1. Startups Are Glorified Problem-Solving Machines

You’re digitizing closets or democratizing investing, the effort is the same: identify the friction, create something useful, iterate, repeat.

The industries may look different on the surface but the skeleton is the same: listen, test, pivot, survive.

✅ Lesson: Simplicity beats complexity. Great products solve a single problem well.

2. People Buy Stories Before They Buy Products

In fashion tech, story mattered. Individuals were invested because of the why: sustainability, identity, aspiration. With fintech, trust had to be established with transparency and consistency.

Same strategies, other truth: individuals don’t buy what you do. Individuals do buy what it does for them.

✅ Takeaway: Craft your story first before your pitch deck.

3. The First Sale Is to Yourself

No customer, no team member, no investor will believe in your product if you don’t. In both ventures, the hardest person to convince was always me. Especially when they were messy. Which they often were.

✅ Lesson: Confidence is a renewable resource. Build it like a skill.

4. Hustle Culture Doesn’t Scale. Systems Do

At first, I did it alone. Nights. Weekends. Holidays. But scale wasn’t due to being busy. Scale was due to being repeatable. As soon as I started building systems, delegating, and documenting, things started to grow beyond me.

✅ Lesson: If your business needs you 24/7, it’s a job.

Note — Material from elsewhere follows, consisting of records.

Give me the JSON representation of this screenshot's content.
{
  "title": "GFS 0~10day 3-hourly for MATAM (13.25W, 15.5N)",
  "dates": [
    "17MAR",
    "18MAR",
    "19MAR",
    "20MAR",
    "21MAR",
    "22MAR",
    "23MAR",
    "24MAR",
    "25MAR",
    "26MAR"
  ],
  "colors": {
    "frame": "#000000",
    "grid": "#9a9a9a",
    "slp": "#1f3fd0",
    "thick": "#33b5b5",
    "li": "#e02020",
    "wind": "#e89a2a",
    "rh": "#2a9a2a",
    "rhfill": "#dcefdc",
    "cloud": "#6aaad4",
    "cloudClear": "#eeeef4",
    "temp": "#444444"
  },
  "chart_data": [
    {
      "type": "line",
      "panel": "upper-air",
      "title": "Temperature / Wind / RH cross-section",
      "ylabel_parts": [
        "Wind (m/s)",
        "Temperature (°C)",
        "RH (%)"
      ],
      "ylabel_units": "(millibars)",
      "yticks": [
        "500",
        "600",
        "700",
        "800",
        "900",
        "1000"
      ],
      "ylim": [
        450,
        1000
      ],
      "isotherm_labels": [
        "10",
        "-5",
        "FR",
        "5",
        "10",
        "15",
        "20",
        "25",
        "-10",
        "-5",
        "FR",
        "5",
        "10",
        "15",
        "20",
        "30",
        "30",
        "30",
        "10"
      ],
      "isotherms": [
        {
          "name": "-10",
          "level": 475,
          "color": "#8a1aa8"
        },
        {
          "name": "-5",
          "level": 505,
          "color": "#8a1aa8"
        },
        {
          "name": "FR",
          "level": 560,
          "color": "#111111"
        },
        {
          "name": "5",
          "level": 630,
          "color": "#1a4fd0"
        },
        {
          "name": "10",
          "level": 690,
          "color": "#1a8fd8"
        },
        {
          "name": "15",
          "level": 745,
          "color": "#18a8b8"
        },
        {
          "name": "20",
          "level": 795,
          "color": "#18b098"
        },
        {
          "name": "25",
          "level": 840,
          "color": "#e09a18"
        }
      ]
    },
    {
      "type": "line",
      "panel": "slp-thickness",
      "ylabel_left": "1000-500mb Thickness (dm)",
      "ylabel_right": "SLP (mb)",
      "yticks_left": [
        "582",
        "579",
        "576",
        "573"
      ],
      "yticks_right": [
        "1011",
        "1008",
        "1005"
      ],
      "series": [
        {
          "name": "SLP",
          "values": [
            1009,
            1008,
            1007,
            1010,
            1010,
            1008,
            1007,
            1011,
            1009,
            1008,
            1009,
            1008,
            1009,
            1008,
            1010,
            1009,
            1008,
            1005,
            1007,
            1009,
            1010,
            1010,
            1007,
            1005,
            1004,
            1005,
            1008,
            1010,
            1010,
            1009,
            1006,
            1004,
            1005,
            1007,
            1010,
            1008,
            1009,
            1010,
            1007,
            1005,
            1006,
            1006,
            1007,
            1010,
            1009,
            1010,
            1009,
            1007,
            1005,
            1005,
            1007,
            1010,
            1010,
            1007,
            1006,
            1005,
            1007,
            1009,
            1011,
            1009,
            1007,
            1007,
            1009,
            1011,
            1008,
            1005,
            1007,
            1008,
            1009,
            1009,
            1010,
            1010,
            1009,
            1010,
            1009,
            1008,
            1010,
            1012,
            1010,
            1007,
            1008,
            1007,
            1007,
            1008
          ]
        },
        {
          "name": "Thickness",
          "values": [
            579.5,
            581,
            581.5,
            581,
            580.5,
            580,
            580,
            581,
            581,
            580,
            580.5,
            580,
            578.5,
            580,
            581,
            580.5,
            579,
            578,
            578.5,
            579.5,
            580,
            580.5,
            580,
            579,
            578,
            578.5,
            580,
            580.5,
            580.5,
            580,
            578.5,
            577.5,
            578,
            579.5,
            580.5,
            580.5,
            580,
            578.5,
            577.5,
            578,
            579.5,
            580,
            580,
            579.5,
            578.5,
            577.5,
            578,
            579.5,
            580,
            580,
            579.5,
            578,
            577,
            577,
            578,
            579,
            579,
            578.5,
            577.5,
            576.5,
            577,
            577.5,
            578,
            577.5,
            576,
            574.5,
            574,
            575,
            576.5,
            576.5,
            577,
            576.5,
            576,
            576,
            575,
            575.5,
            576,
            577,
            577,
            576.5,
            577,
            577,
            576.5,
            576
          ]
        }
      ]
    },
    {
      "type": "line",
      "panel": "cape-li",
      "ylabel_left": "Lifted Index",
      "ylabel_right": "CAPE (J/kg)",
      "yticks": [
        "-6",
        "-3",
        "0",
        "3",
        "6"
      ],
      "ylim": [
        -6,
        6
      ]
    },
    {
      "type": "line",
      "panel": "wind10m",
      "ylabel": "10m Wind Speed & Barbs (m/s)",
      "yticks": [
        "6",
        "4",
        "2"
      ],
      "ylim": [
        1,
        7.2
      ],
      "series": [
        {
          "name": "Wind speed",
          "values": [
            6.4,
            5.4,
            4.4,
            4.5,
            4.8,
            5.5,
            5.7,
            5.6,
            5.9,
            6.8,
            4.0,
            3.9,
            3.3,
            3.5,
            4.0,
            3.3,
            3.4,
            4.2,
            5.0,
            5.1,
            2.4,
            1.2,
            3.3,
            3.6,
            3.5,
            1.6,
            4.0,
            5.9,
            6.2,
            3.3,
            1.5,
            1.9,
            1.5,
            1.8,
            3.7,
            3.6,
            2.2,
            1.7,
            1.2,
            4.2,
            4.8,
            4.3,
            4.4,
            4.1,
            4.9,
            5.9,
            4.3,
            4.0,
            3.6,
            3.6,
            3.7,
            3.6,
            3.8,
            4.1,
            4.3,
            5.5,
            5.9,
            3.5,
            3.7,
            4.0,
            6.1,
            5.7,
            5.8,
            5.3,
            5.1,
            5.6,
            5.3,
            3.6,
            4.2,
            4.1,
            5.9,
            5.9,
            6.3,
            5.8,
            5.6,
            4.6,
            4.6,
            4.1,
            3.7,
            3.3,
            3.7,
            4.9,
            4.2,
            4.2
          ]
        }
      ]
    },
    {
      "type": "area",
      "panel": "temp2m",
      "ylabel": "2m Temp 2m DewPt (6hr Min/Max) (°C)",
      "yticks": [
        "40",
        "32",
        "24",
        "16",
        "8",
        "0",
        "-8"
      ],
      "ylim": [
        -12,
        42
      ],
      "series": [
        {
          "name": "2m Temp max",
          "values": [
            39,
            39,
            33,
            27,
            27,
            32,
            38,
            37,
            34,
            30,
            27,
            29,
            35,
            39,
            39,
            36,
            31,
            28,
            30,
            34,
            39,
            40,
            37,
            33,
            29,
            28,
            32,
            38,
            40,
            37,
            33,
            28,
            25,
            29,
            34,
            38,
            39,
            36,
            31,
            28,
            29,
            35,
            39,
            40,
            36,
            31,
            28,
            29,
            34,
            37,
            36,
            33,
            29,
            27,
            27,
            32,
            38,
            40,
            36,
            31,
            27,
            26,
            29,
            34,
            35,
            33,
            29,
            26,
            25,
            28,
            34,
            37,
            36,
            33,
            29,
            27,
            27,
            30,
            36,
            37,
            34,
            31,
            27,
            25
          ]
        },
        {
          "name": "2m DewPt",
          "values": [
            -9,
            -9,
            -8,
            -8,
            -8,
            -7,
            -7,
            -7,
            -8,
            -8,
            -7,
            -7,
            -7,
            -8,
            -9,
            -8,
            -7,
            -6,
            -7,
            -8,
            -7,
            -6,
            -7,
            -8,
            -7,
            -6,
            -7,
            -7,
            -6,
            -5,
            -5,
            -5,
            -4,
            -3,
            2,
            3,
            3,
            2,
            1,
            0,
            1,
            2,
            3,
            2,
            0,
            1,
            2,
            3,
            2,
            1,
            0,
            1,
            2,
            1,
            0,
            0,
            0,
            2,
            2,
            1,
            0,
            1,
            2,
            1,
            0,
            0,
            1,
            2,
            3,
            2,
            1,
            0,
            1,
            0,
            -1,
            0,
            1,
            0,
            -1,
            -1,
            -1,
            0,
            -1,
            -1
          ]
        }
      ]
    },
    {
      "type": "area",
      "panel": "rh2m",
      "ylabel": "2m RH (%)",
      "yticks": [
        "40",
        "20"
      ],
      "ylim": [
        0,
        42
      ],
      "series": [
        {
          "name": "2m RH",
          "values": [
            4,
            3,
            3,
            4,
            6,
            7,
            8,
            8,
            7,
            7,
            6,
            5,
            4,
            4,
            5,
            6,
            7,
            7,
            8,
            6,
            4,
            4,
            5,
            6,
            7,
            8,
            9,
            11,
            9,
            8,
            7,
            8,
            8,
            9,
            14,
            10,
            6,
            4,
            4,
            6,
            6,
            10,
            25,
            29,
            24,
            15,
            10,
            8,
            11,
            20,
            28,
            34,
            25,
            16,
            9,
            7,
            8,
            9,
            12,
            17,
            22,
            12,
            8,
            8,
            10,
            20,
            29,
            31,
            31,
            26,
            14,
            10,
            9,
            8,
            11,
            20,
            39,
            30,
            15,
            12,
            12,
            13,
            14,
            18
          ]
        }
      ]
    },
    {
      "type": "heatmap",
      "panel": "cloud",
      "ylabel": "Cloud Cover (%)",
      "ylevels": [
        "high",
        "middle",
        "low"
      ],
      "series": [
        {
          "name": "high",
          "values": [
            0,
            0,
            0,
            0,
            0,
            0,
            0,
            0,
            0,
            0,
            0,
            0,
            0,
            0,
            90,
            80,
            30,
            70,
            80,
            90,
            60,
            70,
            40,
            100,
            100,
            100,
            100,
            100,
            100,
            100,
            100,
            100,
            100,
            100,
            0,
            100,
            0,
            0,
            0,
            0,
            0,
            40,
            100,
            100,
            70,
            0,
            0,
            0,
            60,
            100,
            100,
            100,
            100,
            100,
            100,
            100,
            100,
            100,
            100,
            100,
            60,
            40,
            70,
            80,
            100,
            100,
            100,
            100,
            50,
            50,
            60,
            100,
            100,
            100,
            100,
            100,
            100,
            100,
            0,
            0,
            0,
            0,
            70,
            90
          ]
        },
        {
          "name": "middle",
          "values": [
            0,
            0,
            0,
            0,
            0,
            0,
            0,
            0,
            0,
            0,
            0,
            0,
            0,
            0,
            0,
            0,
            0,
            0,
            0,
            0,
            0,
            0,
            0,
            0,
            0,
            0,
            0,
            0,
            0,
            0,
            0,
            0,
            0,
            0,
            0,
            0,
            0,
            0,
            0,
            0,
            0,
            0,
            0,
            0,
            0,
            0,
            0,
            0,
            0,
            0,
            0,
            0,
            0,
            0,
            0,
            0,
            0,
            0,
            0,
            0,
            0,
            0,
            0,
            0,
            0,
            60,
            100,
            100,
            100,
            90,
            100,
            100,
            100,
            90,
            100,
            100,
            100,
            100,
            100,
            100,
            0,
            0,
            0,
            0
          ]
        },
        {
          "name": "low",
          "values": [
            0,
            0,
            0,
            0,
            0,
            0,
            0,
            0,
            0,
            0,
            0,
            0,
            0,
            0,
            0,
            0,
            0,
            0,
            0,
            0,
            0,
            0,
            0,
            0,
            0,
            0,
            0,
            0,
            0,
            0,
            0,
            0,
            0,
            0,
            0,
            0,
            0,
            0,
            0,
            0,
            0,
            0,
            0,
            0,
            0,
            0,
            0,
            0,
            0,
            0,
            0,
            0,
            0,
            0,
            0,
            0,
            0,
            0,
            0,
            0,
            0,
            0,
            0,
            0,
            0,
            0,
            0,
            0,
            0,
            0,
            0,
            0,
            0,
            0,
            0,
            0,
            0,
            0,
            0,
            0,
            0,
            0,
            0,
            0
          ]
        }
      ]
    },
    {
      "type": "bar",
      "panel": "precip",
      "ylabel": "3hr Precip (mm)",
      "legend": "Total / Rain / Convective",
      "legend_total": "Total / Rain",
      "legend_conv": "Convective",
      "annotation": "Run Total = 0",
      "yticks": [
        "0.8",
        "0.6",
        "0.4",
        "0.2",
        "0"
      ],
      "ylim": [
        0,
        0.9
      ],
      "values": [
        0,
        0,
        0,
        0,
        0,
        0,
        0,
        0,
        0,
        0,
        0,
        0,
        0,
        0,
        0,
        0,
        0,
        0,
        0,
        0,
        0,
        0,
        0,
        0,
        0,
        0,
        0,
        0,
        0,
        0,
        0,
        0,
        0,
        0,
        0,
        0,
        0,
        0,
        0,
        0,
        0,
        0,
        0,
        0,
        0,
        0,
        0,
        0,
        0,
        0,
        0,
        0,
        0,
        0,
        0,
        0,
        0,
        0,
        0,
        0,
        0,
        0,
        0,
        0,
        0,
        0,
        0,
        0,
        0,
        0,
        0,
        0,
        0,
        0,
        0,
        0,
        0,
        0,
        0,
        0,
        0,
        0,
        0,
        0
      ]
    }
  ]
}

Not a business.

5. Imposter Syndrome Is a Signal, Not a Stop Sign

Jumping from industry to industry left me feeling uncomfortable — fast. I often felt underqualified or out of my league. But I knew uncomfortable was a sign of growth. It was evidence I was reaching.

✅ Lesson: You don’t have to feel ready to be ready. Say yes anyway.

Image by Unsplash

✅ Lesson: Reinvent success as much as you grow. It’s fine to evolve.

Final Thought: Business Is Personal

Across both sectors, the greatest thing I learned is this: your companies will only scale so far as you scale.

Strategy is important. Execution is key. But mindset? That’s what makes you stay in the game.

Whether you’re starting in finance, fashion, or something entirely different — the true startup experience is within.

Build well. Build boldly. And build a life that lasts longer than the launch.